Des familles qui ont choisi l’instruction à domicile pour leurs enfants s’opposent fermement à la décision d’Emmanuel Macron de rendre la scolarisation à l’école obligatoire à partir de 3 ans, formulée lors de son discours sur les séparatismes ce vendredi.
«On est sous le choc, c’est violent.» Jia, depuis son petit village du Limousin, a du mal à s’en remettre. A la télévision, Emmanuel Macron vient d’annoncer sa volonté de fortement limiter l’instruction à la maison. Ce système ne concerne qu’une toute petite poignée de jeunes, 50 000 sur les 12,4 millions d’élèves inscrits en cette rentrée. Un choix défendu bec et ongles par des parents d’enfants en phobie scolaire ou partisans d’une pédagogie alternative, comme cette mère de famille de 33 ans.
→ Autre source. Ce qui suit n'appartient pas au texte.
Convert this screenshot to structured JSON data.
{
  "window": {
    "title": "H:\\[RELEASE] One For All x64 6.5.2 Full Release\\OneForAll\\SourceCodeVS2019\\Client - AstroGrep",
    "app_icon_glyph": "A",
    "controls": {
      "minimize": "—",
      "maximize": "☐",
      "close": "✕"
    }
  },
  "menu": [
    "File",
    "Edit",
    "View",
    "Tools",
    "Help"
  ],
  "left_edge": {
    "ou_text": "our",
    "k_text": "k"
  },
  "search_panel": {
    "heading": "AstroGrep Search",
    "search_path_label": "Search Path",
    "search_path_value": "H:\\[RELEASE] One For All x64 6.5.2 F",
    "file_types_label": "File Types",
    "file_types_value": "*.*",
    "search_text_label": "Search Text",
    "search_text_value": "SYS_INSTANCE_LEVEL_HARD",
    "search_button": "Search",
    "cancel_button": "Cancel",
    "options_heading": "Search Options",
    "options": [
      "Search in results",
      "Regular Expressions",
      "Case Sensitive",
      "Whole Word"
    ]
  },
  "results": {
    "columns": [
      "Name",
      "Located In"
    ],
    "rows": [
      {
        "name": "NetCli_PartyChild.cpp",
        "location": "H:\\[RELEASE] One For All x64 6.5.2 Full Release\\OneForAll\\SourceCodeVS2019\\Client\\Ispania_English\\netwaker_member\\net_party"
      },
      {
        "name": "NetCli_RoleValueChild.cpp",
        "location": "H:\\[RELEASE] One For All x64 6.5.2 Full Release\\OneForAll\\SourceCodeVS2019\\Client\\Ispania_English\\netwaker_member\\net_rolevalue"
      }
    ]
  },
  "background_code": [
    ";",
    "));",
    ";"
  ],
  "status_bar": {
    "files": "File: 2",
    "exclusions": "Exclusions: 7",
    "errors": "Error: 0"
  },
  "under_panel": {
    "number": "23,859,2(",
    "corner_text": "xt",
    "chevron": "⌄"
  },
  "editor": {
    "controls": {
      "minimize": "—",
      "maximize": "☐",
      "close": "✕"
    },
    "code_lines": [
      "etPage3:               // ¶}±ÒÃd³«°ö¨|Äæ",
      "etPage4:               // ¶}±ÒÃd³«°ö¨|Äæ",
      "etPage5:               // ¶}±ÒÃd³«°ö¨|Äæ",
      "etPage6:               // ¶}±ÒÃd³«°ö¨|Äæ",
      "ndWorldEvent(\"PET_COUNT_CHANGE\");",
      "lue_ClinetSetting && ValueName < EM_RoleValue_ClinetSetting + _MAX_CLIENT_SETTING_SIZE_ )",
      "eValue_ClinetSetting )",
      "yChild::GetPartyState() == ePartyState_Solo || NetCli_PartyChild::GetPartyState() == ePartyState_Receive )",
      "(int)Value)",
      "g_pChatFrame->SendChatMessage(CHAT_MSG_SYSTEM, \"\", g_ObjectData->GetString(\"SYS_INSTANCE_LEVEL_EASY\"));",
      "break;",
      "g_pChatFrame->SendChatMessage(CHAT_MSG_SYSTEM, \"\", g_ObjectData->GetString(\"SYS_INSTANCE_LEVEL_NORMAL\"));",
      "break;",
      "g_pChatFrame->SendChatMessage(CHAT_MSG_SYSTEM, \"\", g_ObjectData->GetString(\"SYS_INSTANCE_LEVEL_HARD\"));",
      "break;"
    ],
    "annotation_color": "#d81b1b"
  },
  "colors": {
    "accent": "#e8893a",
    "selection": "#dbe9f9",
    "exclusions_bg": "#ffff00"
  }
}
Avec son compagnon, elle a choisi d’offrir à ses trois enfants une grande liberté dans l’apprentissage, à la maison comme à l’extérieur, car, dit-elle, «tout est sujet à apprendre, comme le nom des oiseaux ou des plantes lors d’une balade en forêt».
Jia l’assure pourtant, elle veut simplement respecter le rythme de ses enfants et passer plus de temps avec eux. Rien à voir donc avec un quelconque repli religieux avancé par le Président pour mettre fin à cette pratique. «Je ne comprends pas : j’entends parler d’islamisme, d’école coranique. Ça doit exister mais ce n’est vraiment pas une majorité. On est athées pour la plupart et on n’a rien contre l’école.»
De son côté, Pierre, dont les deux enfants ont chacun suivi la pédagogie Montessori à la maison, n’apprécie pas d’être ainsi pointé du doigt : «On n’est pas contre la République. On élève nos enfants dans les valeurs de la France ; quel est le rapport entre les problèmes de religion et l’instruction à domicile, avec des familles qui ont simplement choisi une éducation différente ?» Il persiste et signe, ce choix éducatif est un projet mûrement réfléchi, qui se fait chaque année en accord avec ses enfants. D’ailleurs, sa fille de 16 ans a repris l’école en cinquième, contrairement à son fils qui, lui, est resté à la maison.
«Je ne veux pas qu’on m’impose d’aller à l’école»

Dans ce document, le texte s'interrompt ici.